This is a follow up to a recent entry about measuring IT value. As that entry said, most IT teams don't put much effort into measuring actual value, but that's not necessarily a bad thing as some of the attempts I have seen over the years are pretty bogus in any case. Your boss, and other people in the organisation, will always have their own instinctive valu-o-meter, and no post-implementation report is ever going to swing it much.
What IT teams are great at is predicting value, and getting other people to agree with these predictions. Of course we have a technical term for these predictions - business cases. Every year we pursuade our colleagues to sign off billions of pounds worth of cases - a great and unheralded strength of the IT profession.
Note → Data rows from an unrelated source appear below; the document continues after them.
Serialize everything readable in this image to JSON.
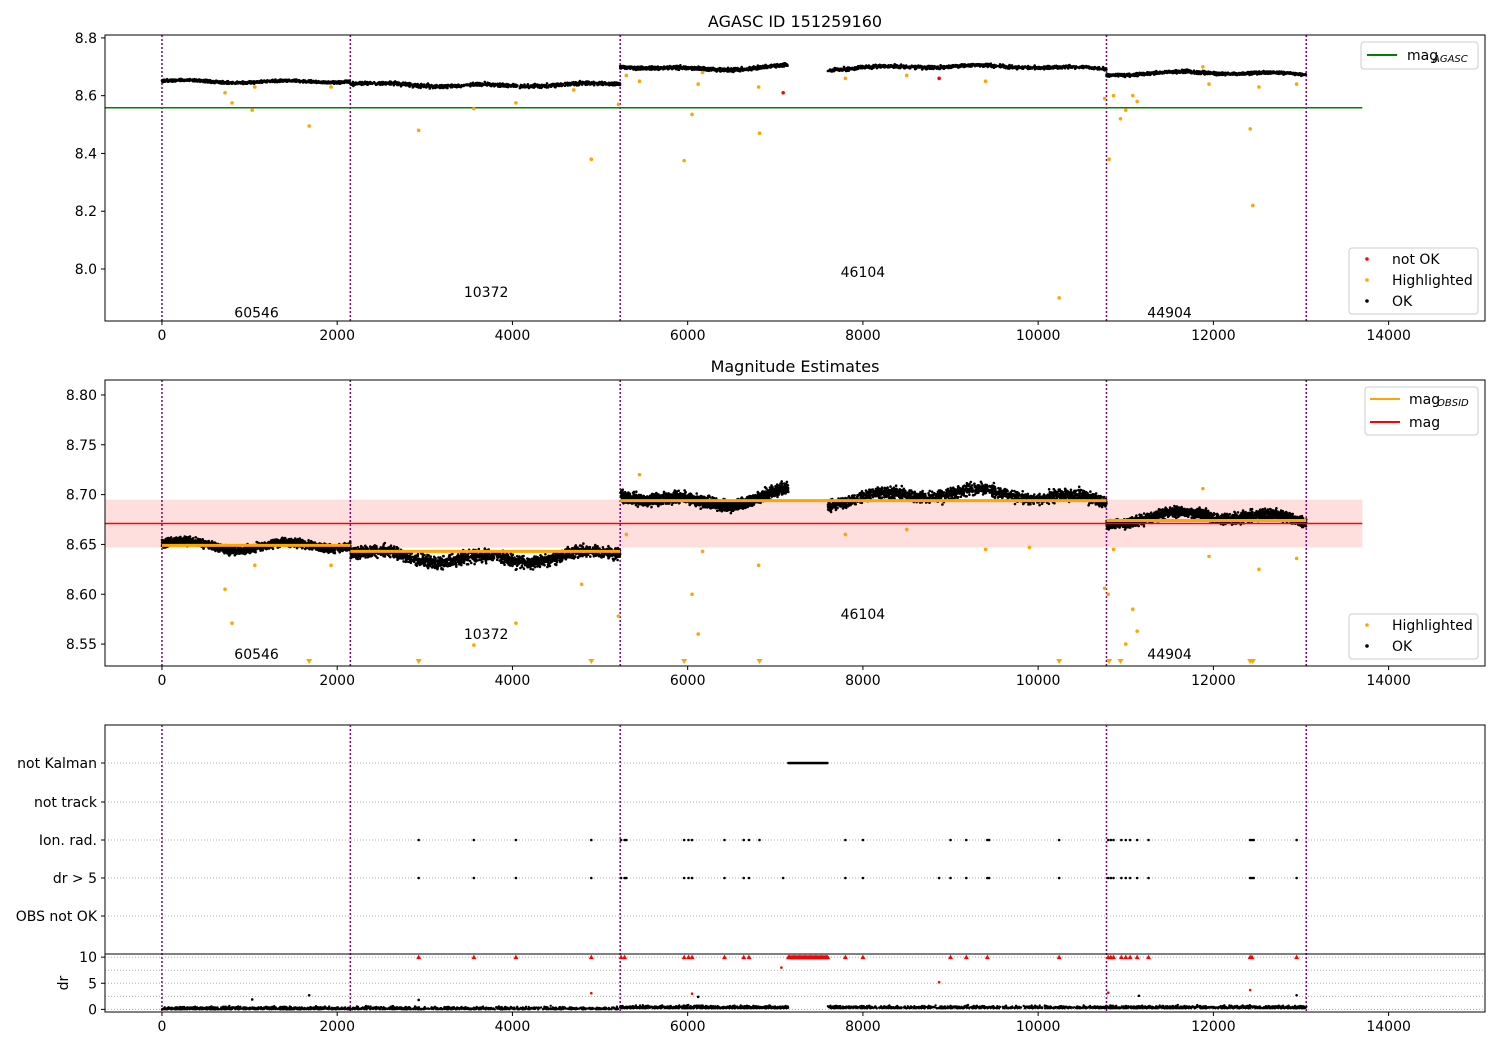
{
  "figure": {
    "title_top": "AGASC ID 151259160",
    "title_middle": "Magnitude Estimates"
  },
  "colors": {
    "ok": "#000000",
    "highlighted": "#ffa500",
    "not_ok": "#ff0000",
    "agasc_line": "#008000",
    "mag_line": "#ff0000",
    "mag_band": "#ffdede",
    "obsid_line": "#ffa500",
    "obsid_boundary": "#800080",
    "grid": "#b0b0b0"
  },
  "chart_data": [
    {
      "type": "scatter",
      "title": "AGASC ID 151259160",
      "xlim": [
        -650,
        15100
      ],
      "ylim": [
        7.82,
        8.81
      ],
      "x_ticks": [
        0,
        2000,
        4000,
        6000,
        8000,
        10000,
        12000,
        14000
      ],
      "x_tick_labels": [
        "0",
        "2000",
        "4000",
        "6000",
        "8000",
        "10000",
        "12000",
        "14000"
      ],
      "y_ticks": [
        8.0,
        8.2,
        8.4,
        8.6,
        8.8
      ],
      "y_tick_labels": [
        "8.0",
        "8.2",
        "8.4",
        "8.6",
        "8.8"
      ],
      "obsid_boundaries": [
        0,
        2150,
        5230,
        10780,
        13060
      ],
      "obsid_labels": [
        {
          "text": "60546",
          "x": 1080,
          "y": 7.85
        },
        {
          "text": "10372",
          "x": 3700,
          "y": 7.92
        },
        {
          "text": "46104",
          "x": 8000,
          "y": 7.99
        },
        {
          "text": "44904",
          "x": 11500,
          "y": 7.85
        }
      ],
      "bands": [
        {
          "x0": 0,
          "x1": 2150,
          "y": 8.651,
          "y_mid": 8.648,
          "spread": 0.008
        },
        {
          "x0": 2150,
          "x1": 5230,
          "y": 8.643,
          "y_mid": 8.635,
          "spread": 0.012
        },
        {
          "x0": 5230,
          "x1": 7150,
          "y": 8.703,
          "y_mid": 8.692,
          "spread": 0.011
        },
        {
          "x0": 7600,
          "x1": 10780,
          "y": 8.692,
          "y_mid": 8.702,
          "spread": 0.011
        },
        {
          "x0": 10780,
          "x1": 13060,
          "y": 8.672,
          "y_mid": 8.68,
          "spread": 0.01
        }
      ],
      "reference_lines": [
        {
          "name": "mag_AGASC",
          "y": 8.558,
          "x0": -650,
          "x1": 13700
        }
      ],
      "highlighted_points": [
        [
          720,
          8.61
        ],
        [
          800,
          8.575
        ],
        [
          1030,
          8.55
        ],
        [
          1060,
          8.63
        ],
        [
          1680,
          8.495
        ],
        [
          1930,
          8.63
        ],
        [
          2930,
          8.48
        ],
        [
          3560,
          8.555
        ],
        [
          4040,
          8.575
        ],
        [
          4700,
          8.62
        ],
        [
          4900,
          8.38
        ],
        [
          5210,
          8.57
        ],
        [
          5300,
          8.67
        ],
        [
          5450,
          8.65
        ],
        [
          5960,
          8.375
        ],
        [
          6050,
          8.535
        ],
        [
          6120,
          8.64
        ],
        [
          6170,
          8.68
        ],
        [
          6820,
          8.47
        ],
        [
          6810,
          8.63
        ],
        [
          7800,
          8.66
        ],
        [
          8500,
          8.67
        ],
        [
          9400,
          8.65
        ],
        [
          10240,
          7.9
        ],
        [
          10760,
          8.59
        ],
        [
          10810,
          8.38
        ],
        [
          10860,
          8.6
        ],
        [
          10940,
          8.52
        ],
        [
          11000,
          8.55
        ],
        [
          11080,
          8.6
        ],
        [
          11130,
          8.58
        ],
        [
          11880,
          8.7
        ],
        [
          11950,
          8.64
        ],
        [
          12420,
          8.485
        ],
        [
          12450,
          8.22
        ],
        [
          12520,
          8.63
        ],
        [
          12950,
          8.64
        ]
      ],
      "not_ok_points": [
        [
          7090,
          8.61
        ],
        [
          8870,
          8.66
        ]
      ],
      "legend": {
        "upper": [
          {
            "label": "mag",
            "sub": "AGASC",
            "kind": "line",
            "color": "#008000"
          }
        ],
        "lower": [
          {
            "label": "not OK",
            "kind": "dot",
            "color": "#ff0000"
          },
          {
            "label": "Highlighted",
            "kind": "dot",
            "color": "#ffa500"
          },
          {
            "label": "OK",
            "kind": "dot",
            "color": "#000000"
          }
        ]
      }
    },
    {
      "type": "scatter",
      "title": "Magnitude Estimates",
      "xlim": [
        -650,
        15100
      ],
      "ylim": [
        8.528,
        8.815
      ],
      "x_ticks": [
        0,
        2000,
        4000,
        6000,
        8000,
        10000,
        12000,
        14000
      ],
      "x_tick_labels": [
        "0",
        "2000",
        "4000",
        "6000",
        "8000",
        "10000",
        "12000",
        "14000"
      ],
      "y_ticks": [
        8.55,
        8.6,
        8.65,
        8.7,
        8.75,
        8.8
      ],
      "y_tick_labels": [
        "8.55",
        "8.60",
        "8.65",
        "8.70",
        "8.75",
        "8.80"
      ],
      "obsid_boundaries": [
        0,
        2150,
        5230,
        10780,
        13060
      ],
      "obsid_labels": [
        {
          "text": "60546",
          "x": 1080,
          "y": 8.54
        },
        {
          "text": "10372",
          "x": 3700,
          "y": 8.56
        },
        {
          "text": "46104",
          "x": 8000,
          "y": 8.58
        },
        {
          "text": "44904",
          "x": 11500,
          "y": 8.54
        }
      ],
      "bands": [
        {
          "x0": 0,
          "x1": 2150,
          "y": 8.651,
          "y_mid": 8.648,
          "spread": 0.008
        },
        {
          "x0": 2150,
          "x1": 5230,
          "y": 8.643,
          "y_mid": 8.635,
          "spread": 0.012
        },
        {
          "x0": 5230,
          "x1": 7150,
          "y": 8.703,
          "y_mid": 8.692,
          "spread": 0.011
        },
        {
          "x0": 7600,
          "x1": 10780,
          "y": 8.692,
          "y_mid": 8.702,
          "spread": 0.011
        },
        {
          "x0": 10780,
          "x1": 13060,
          "y": 8.672,
          "y_mid": 8.68,
          "spread": 0.01
        }
      ],
      "mag": 8.671,
      "mag_band": [
        8.647,
        8.695
      ],
      "mag_line_x": [
        -650,
        13700
      ],
      "obsid_means": [
        {
          "x0": 0,
          "x1": 2150,
          "y": 8.649
        },
        {
          "x0": 2150,
          "x1": 5230,
          "y": 8.643
        },
        {
          "x0": 5230,
          "x1": 10780,
          "y": 8.694
        },
        {
          "x0": 10780,
          "x1": 13060,
          "y": 8.674
        }
      ],
      "highlighted_points": [
        [
          720,
          8.605
        ],
        [
          800,
          8.571
        ],
        [
          1060,
          8.629
        ],
        [
          1930,
          8.629
        ],
        [
          3560,
          8.549
        ],
        [
          4040,
          8.571
        ],
        [
          4790,
          8.61
        ],
        [
          5210,
          8.578
        ],
        [
          5300,
          8.66
        ],
        [
          5450,
          8.72
        ],
        [
          6050,
          8.6
        ],
        [
          6120,
          8.56
        ],
        [
          6170,
          8.643
        ],
        [
          6810,
          8.629
        ],
        [
          7800,
          8.66
        ],
        [
          8500,
          8.665
        ],
        [
          9400,
          8.645
        ],
        [
          9900,
          8.647
        ],
        [
          10760,
          8.606
        ],
        [
          10800,
          8.6
        ],
        [
          10860,
          8.645
        ],
        [
          11000,
          8.55
        ],
        [
          11080,
          8.585
        ],
        [
          11130,
          8.563
        ],
        [
          11880,
          8.706
        ],
        [
          11950,
          8.638
        ],
        [
          12520,
          8.625
        ],
        [
          12950,
          8.636
        ]
      ],
      "below_range_markers": [
        1680,
        2930,
        4900,
        5960,
        6820,
        10240,
        10810,
        10940,
        12420,
        12450
      ],
      "legend": {
        "upper": [
          {
            "label": "mag",
            "sub": "OBSID",
            "kind": "line",
            "color": "#ffa500"
          },
          {
            "label": "mag",
            "kind": "line",
            "color": "#ff0000"
          }
        ],
        "lower": [
          {
            "label": "Highlighted",
            "kind": "dot",
            "color": "#ffa500"
          },
          {
            "label": "OK",
            "kind": "dot",
            "color": "#000000"
          }
        ]
      }
    },
    {
      "type": "scatter",
      "xlim": [
        -650,
        15100
      ],
      "x_ticks": [
        0,
        2000,
        4000,
        6000,
        8000,
        10000,
        12000,
        14000
      ],
      "x_tick_labels": [
        "0",
        "2000",
        "4000",
        "6000",
        "8000",
        "10000",
        "12000",
        "14000"
      ],
      "obsid_boundaries": [
        0,
        2150,
        5230,
        10780,
        13060
      ],
      "flag_rows": [
        {
          "label": "not Kalman",
          "ranges": [
            [
              7150,
              7600
            ]
          ],
          "points": []
        },
        {
          "label": "not track",
          "ranges": [],
          "points": []
        },
        {
          "label": "Ion. rad.",
          "ranges": [],
          "points": [
            2930,
            3560,
            4040,
            4900,
            5240,
            5280,
            5300,
            5960,
            6010,
            6050,
            6420,
            6640,
            6700,
            6820,
            7800,
            8000,
            9000,
            9180,
            9420,
            9440,
            10240,
            10800,
            10830,
            10860,
            10950,
            11000,
            11050,
            11130,
            11260,
            12420,
            12440,
            12460,
            12950
          ]
        },
        {
          "label": "dr > 5",
          "ranges": [],
          "points": [
            2930,
            3560,
            4040,
            4900,
            5240,
            5280,
            5300,
            5960,
            6010,
            6050,
            6420,
            6640,
            6700,
            7090,
            7800,
            8000,
            8870,
            9000,
            9180,
            9420,
            9440,
            10240,
            10800,
            10830,
            10860,
            10950,
            11000,
            11050,
            11130,
            11260,
            12420,
            12440,
            12460,
            12950
          ]
        },
        {
          "label": "OBS not OK",
          "ranges": [],
          "points": []
        }
      ],
      "dr": {
        "ylabel": "dr",
        "ylim": [
          -0.5,
          10.6
        ],
        "y_ticks": [
          0,
          5,
          10
        ],
        "y_tick_labels": [
          "0",
          "5",
          "10"
        ],
        "segments": [
          [
            0,
            2150
          ],
          [
            2150,
            5230
          ],
          [
            5230,
            7150
          ],
          [
            7600,
            10780
          ],
          [
            10780,
            13060
          ]
        ],
        "clipped_points": [
          2930,
          3560,
          4040,
          4900,
          5240,
          5280,
          5960,
          6010,
          6050,
          6420,
          6640,
          6700,
          7800,
          8000,
          9000,
          9180,
          9420,
          10240,
          10800,
          10830,
          10860,
          10950,
          11000,
          11050,
          11130,
          11260,
          12420,
          12440,
          12950
        ],
        "clipped_range": [
          7150,
          7600
        ],
        "red_points": [
          [
            4900,
            3.1
          ],
          [
            6050,
            3.0
          ],
          [
            7070,
            8.0
          ],
          [
            8870,
            5.2
          ],
          [
            10800,
            3.2
          ],
          [
            12420,
            3.7
          ]
        ],
        "black_outliers": [
          [
            1030,
            1.9
          ],
          [
            1680,
            2.7
          ],
          [
            2930,
            1.8
          ],
          [
            6120,
            2.4
          ],
          [
            11150,
            2.6
          ],
          [
            12950,
            2.7
          ]
        ]
      }
    }
  ]
}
I've read lot's of theory over the years. My experience is that, in practice, the cases that get approved tend to be one of the following types:
Well sponsored cases. Remember the mantra "it's not an IT project it's a business project." This is of course completely true, and getting an influential person elsewhere in the organisation to drive the case because they think they will benefit from it is a good approach. The problem with this approach is that it doesn't necessarily identify the best cases, just the most popular ones. There is a difference.
Cases that prey on fear. The value proposition is usually compliance based - i.e. approve this and you won't go to prison, get fined, ruin our reputation etc
Real value adding cases. The classic 'case' - based on real observable cash flows - spend this now, and increase that income / save that cost in the future. FD's are always very suspicious of these - they manipulate numbers for a living, and know all the tricks. Grind them down and they will eventually start to feel guilty about not signing them. Don't go too far or you will seem like a stalker.
Transformational cases. Best approach here is to hook into something your colleagues read about in the paper - Web 2.0 is a current favourite - and then subtly imply in the case that anyone who doesn't approve it is a progress halting luddite dragging the organisation backwards into the stone-age.
'Trust me' cases. I put one of these through every now and again. If you have an instinctive judgement that something is right, you shouldn't let the fact you can't articulate it put you off. Creativity and experimentation have a place.